Levou mais de um ano para eu conseguir falar sobre amamentação sem sentir um nó na garganta, sem sentir que eu perdi algo muito especial com minha filha. Sim, não era só sobre o leite materno ser o melhor alimento para um bebê. Era o que todos, de todos os cursos e materiais que li, falavam sobre o vínculo. Eu li e construí uma ideia quase mística em cima daquilo. Como se ao não amamentar minha filha, eu perdi algo que outras mães que amamentaram tiveram. E isso, me assombrou por mais de um ano.
Lá, no começo, uma amiga me disse algo que foi fundamental no meu processo de aceitar que não amamentaria minha filha como eu desejava. Ela me disse: “ela está brava, mas não por fome e sim porque ela não quer ter trabalho para mamar e você está insistindo em dar o peito enquanto ela só queria mamar tranquila na mamadeira”.

Isso, virou uma chave dentro de mim. Minha filha mama fórmula e leite materno (que eu dei até não ter mais). Nossa relação foi se construindo no colo, nas noites em que precisávamos dormir com ela no colo, porque ela não dormia em outro lugar. Precisei ouvir da minha terapeuta que Olívia se conforta não no peito, mas no colo. Essa é a nossa relação. Muito colo, o dia todo de colo. A noite juntas. Revezando entre as duas mães. Olívia dormia com as mães velando seu sono. Não tem peito, mas teve muito colo e pele a pele. Assim, fomos construindo nossa relação, vínculo e amor.

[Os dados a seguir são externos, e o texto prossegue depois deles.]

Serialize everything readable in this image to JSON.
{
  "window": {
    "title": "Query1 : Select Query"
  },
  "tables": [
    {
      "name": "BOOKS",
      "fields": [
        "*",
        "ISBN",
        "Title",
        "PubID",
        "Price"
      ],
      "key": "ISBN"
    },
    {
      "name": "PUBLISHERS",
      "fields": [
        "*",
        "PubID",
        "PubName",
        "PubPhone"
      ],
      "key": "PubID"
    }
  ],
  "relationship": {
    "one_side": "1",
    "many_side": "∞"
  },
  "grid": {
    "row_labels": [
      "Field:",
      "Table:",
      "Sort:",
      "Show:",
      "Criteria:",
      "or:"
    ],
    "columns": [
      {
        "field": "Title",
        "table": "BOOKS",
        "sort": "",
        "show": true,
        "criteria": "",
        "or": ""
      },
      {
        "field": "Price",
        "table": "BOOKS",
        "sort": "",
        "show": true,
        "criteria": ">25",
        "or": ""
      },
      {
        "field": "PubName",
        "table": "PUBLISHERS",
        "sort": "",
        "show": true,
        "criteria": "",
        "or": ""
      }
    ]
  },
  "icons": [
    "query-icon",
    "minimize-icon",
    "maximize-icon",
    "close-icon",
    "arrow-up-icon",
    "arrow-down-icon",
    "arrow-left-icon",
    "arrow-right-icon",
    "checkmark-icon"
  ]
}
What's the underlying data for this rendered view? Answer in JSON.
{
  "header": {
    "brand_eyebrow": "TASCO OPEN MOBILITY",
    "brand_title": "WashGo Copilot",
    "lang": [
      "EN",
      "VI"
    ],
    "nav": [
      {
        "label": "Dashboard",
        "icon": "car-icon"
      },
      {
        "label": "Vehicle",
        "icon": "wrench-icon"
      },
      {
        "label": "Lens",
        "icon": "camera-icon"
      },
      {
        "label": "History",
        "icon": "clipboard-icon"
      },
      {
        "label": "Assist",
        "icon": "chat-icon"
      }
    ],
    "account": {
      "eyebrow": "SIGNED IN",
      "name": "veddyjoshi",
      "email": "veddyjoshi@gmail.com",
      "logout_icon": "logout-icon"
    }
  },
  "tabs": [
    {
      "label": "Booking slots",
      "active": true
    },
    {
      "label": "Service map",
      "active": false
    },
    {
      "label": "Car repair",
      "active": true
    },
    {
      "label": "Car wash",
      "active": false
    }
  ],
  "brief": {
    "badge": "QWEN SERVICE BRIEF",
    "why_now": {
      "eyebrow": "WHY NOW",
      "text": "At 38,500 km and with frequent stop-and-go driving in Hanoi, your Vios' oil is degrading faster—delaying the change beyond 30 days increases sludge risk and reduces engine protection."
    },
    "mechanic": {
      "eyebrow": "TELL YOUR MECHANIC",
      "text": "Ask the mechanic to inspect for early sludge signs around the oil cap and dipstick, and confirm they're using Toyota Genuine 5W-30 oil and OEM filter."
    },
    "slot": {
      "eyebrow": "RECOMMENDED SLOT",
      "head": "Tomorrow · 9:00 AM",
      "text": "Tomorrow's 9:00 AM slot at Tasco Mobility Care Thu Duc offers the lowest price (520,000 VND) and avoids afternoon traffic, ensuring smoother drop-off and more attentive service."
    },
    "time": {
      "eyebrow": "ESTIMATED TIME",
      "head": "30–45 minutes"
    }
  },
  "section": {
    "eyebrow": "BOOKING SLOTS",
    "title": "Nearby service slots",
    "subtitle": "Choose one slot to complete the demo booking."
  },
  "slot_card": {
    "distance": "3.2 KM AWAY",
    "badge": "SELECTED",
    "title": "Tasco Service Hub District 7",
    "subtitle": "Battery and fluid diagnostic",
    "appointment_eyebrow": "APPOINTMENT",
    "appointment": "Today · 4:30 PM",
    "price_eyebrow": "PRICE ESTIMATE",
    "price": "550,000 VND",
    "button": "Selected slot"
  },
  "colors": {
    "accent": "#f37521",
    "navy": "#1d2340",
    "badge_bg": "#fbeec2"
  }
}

Foi um processo doloroso. Precisei de muito tempo e de apoio para poder abrir mão das minhas idealizações. Eu não suportava abrir o Instagram em Agosto, mês da Amamentação. Até hoje, evito. Resquícios das minhas expectativas e de muita idealização. Eu me muni de muita informação, de ordem prática, objetiva. Mas me faltou vivências, relatos de experiências de outras mulheres. Me faltou relações. A maternidade é solitária, mas só entendemos o que significa isso quando estamos vivendo na pele. Foi através de relações, com minha terapeuta e com minha amiga, que é mãe também, que fui capaz de cuidar das minhas frustrações.
Eu não sei se você atravessou a amamentação com tranquilidade ou não. Ou se ainda está para iniciar essa jornada, quem sabe para encerra-la... O fato é que muitas vezes ficamos presas em nossas expectativas ou idealizações sobre como deveria ser ou ter sido. E é aqui que o sofrimento nos atravessa de forma muito única. Se você achar que precisa de apoio ou alguém para escutar, eu estou por aqui. Um abraço!